We can further observe the distortions induced by the considered regularization. Precisely, the attenuation of the reconstruction’s velocities and intensities is a direct consequence of the minimization of the Benamou–Brenier energy and the total variation norm in the objective functional; for this reason, the choice of the regularization parameters \(\alpha \) and \(\beta \) affects the reconstruction and the magnitude of such distortions. Additionally, a further effect of the regularization is the phenomenon presented in Experiment 3 (Sect. 6.2.3). As the dynamic inverse problem is formulated in the space of measures, if the sparse ground truth possesses many different decompositions into extremal points, the preferred reconstruction may be the one favoring the regularizer.

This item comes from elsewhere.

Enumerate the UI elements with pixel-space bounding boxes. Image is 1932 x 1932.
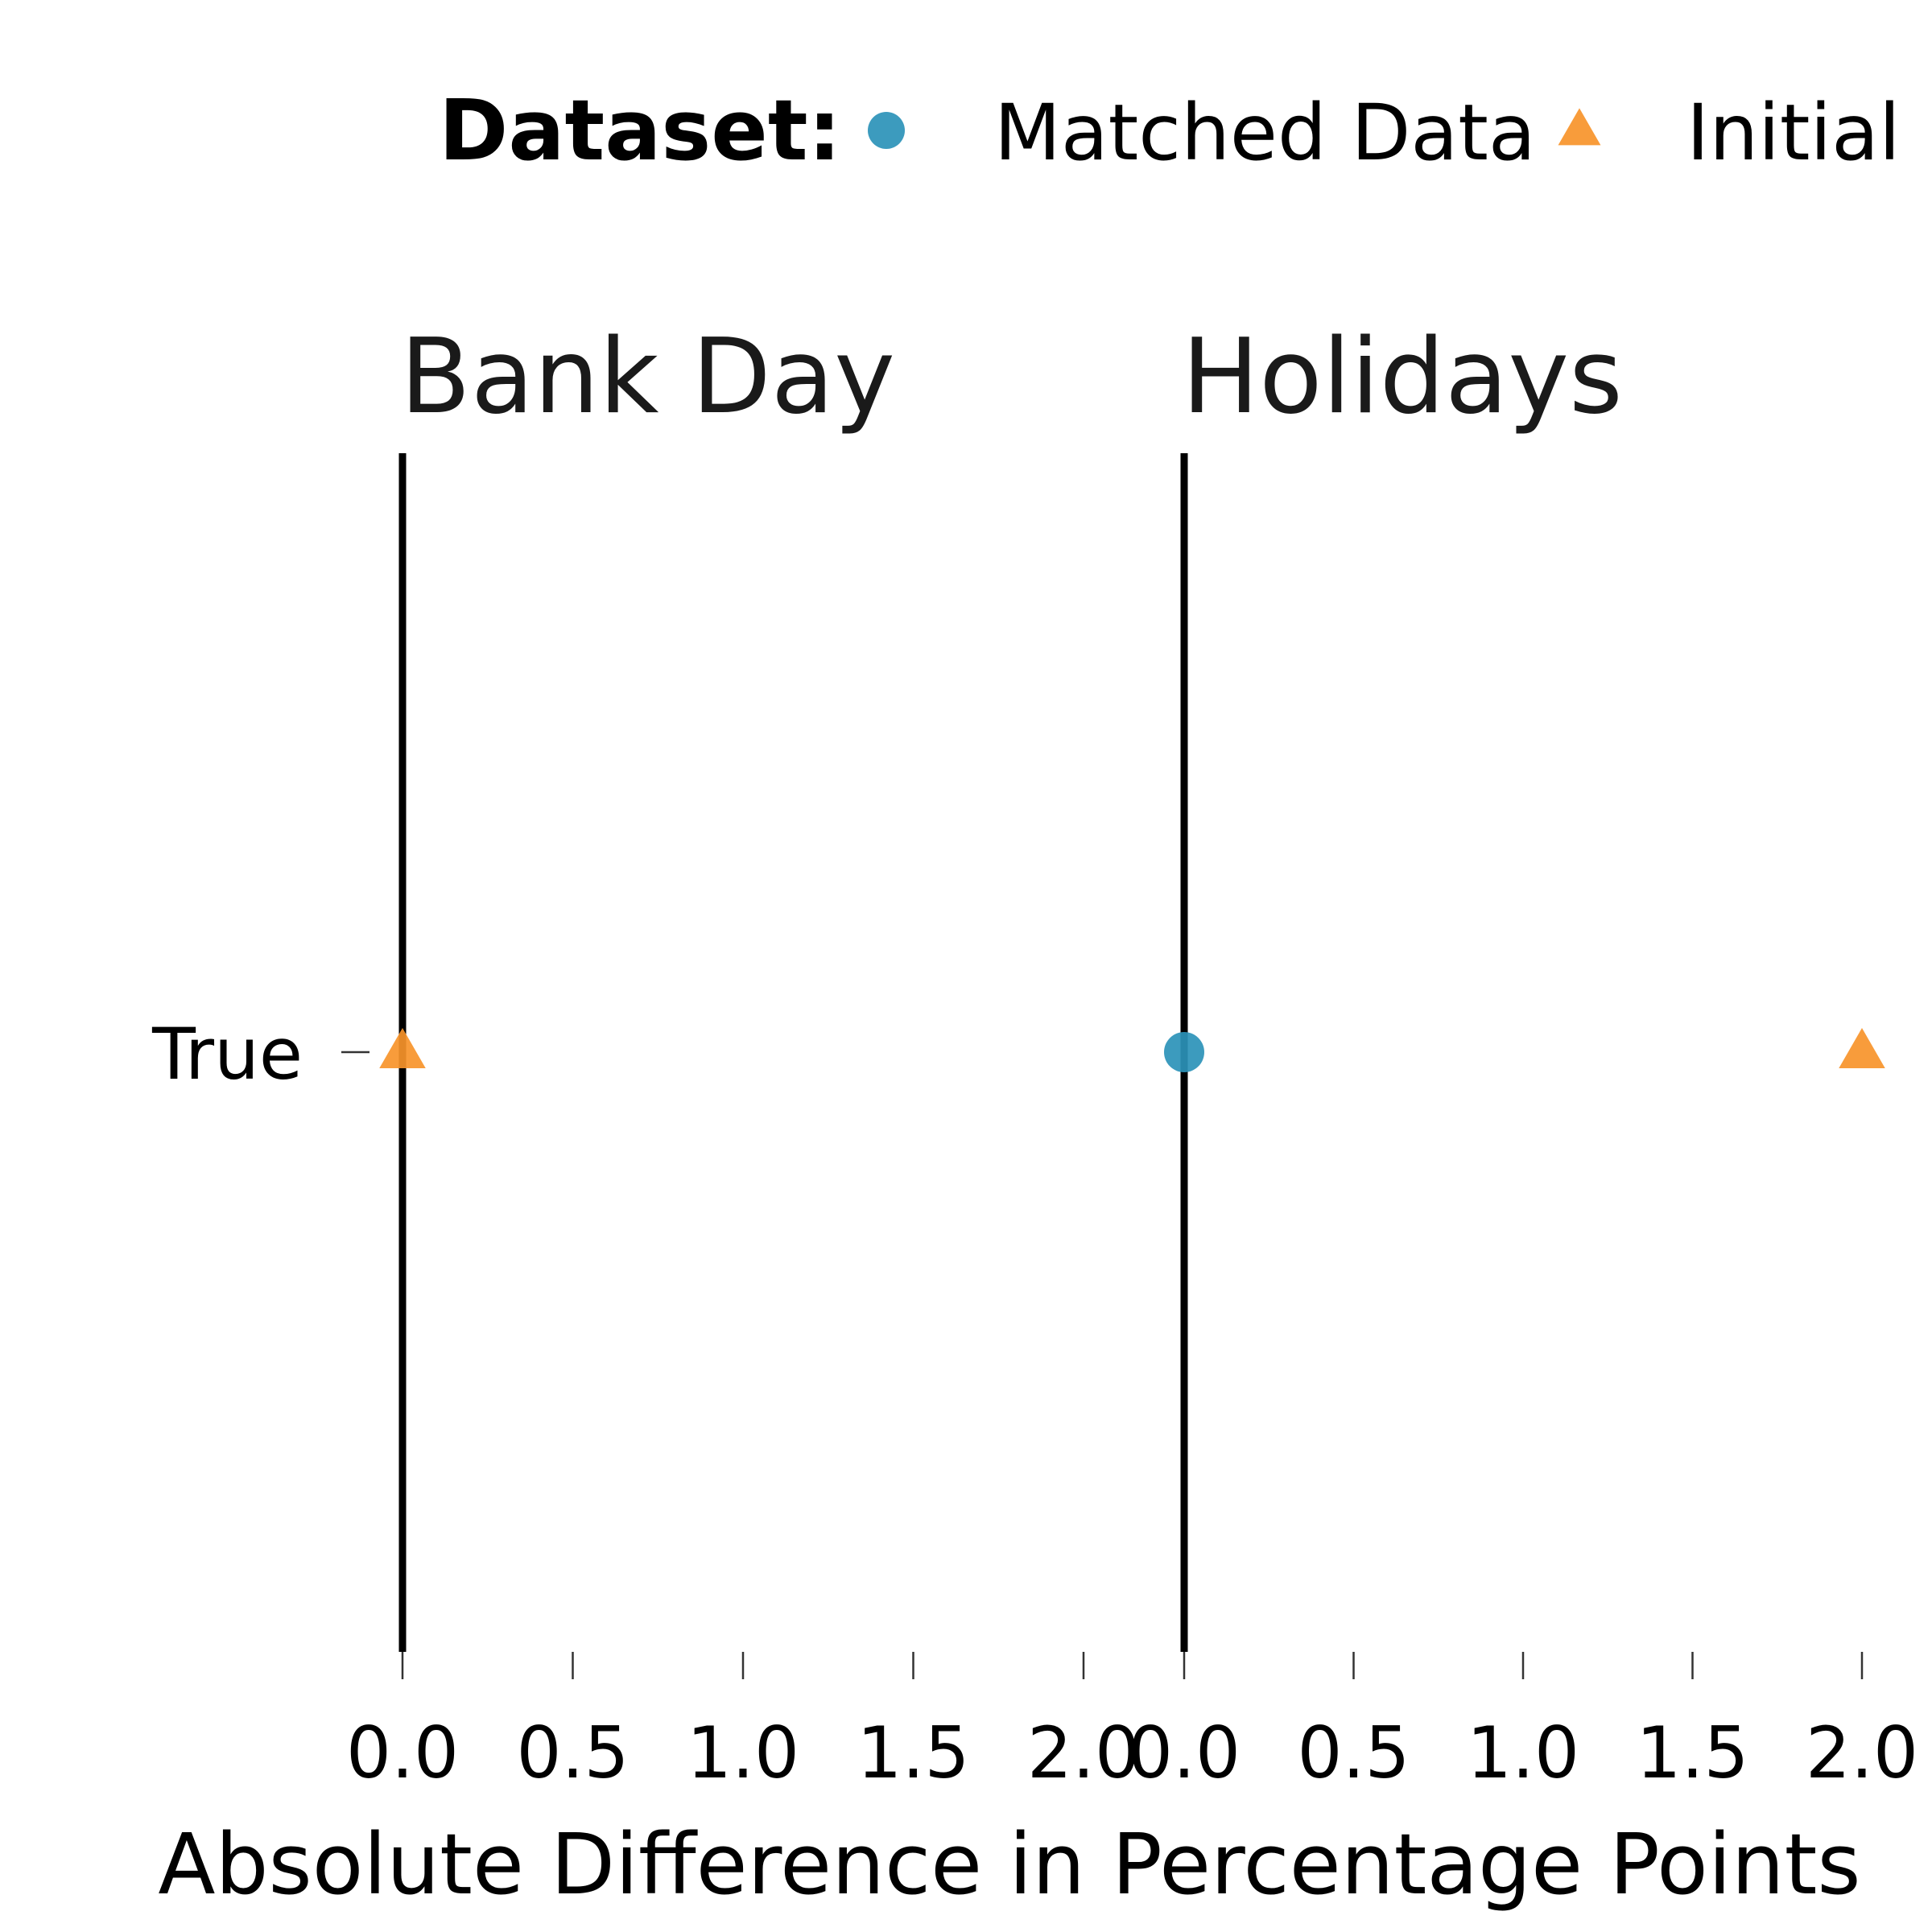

Finally, concerning the execution times, we emphasize that the presented simulations are a proof of concept and not the result of a carefully optimized algorithm. There are many improvement directions, where the most promising one is a GPU implementation to parallelize the multiple insertion step. To increase the likelihood of finding a global minimizer for the insertion step, Subroutine 1 is employed with a high number of restarts \(N_\mathrm{max}\), which was tuned manually, prioritizing high reconstruction accuracy over execution time. To improve on this aspect, one could include early stopping conditions in Subroutine 1, for example by exiting the routine when a sufficiently high ratio of starts descend toward the same stationary curve. Last, the code was written having in mind readibility, as well as adaptability to a broad class of inverse problems. Therefore, the experienced execution times are not an accurate estimation of what would be possible in specific applications.

7 Future Perspectives

In this section, we propose several research directions to expand on the research presented in this paper. A first relevant question concerns the proposed DGCG algorithm, and, in particular, the possibility of proving a theoretical linear convergence rate under suitable structural assumptions on the minimization problem (\(\mathcal {P}\)). Linear convergence has been recently proven for the GCG method applied to the BLASSO problem [40, 52]. It seems feasible to extend such an analysis to the DGCG algorithm presented in this paper, especially seeing the linear convergence observed in the experiments provided in Sect. 6.2, and the fact that our proof of sublinear convergence (see Theorem 7) does not fully exploit the coefficients optimization step, as commented in Remark 6. This line of research is currently under investigation by the authors [13].

Another interesting research direction is the extension of the DGCG method introduced in this paper to the case of unbalanced optimal transport. Precisely, one can regularize the inverse problem (2) by replacing the Benamou–Brenier energy B in (3) with the so-called Wasserstein–Fischer–Rao energy, as proposed in [15]. Such energy, first introduced in [24, 45, 47] as a model for unbalanced optimal transport, accounts for more general displacements \(t \mapsto \rho _t\), in particular allowing the total mass of \(\rho _t\) to vary during the evolution. The possibility to numerically treat such a problem with conditional gradient methods would rest on the characterization of the extremal points for the Wasserstein–Fischer–Rao energy recently achieved by the authors in [12].

In addition, it is a challenging open problem to design alternative dynamic regularizers that allow to reconstruct accurately a ground-truth composed of crossing atoms, such as the ones considered in the experiment in Sect. 6.2.3. Due to the fact that the considered Benamou–Brenier-type regularizer penalizes the square of the velocity field associated with the measure, the reconstruction obtained by our DGCG algorithm does not follow the crossing route (Fig. 8b). A possible solution is to consider additional high-order regularizers in (\(\mathcal {P}\)), such as curvature-type penalizations. The challenging part is devising a penalization that can be enforced at the level of Borel measures, and whose extremal points are measures concentrated on sufficiently regular curves.

Finally, keeping into account the possible improvements discussed in Sect. 6.4, the implementation of an accelerated and parallelized version of Algorithm 2 will be the subject of future work.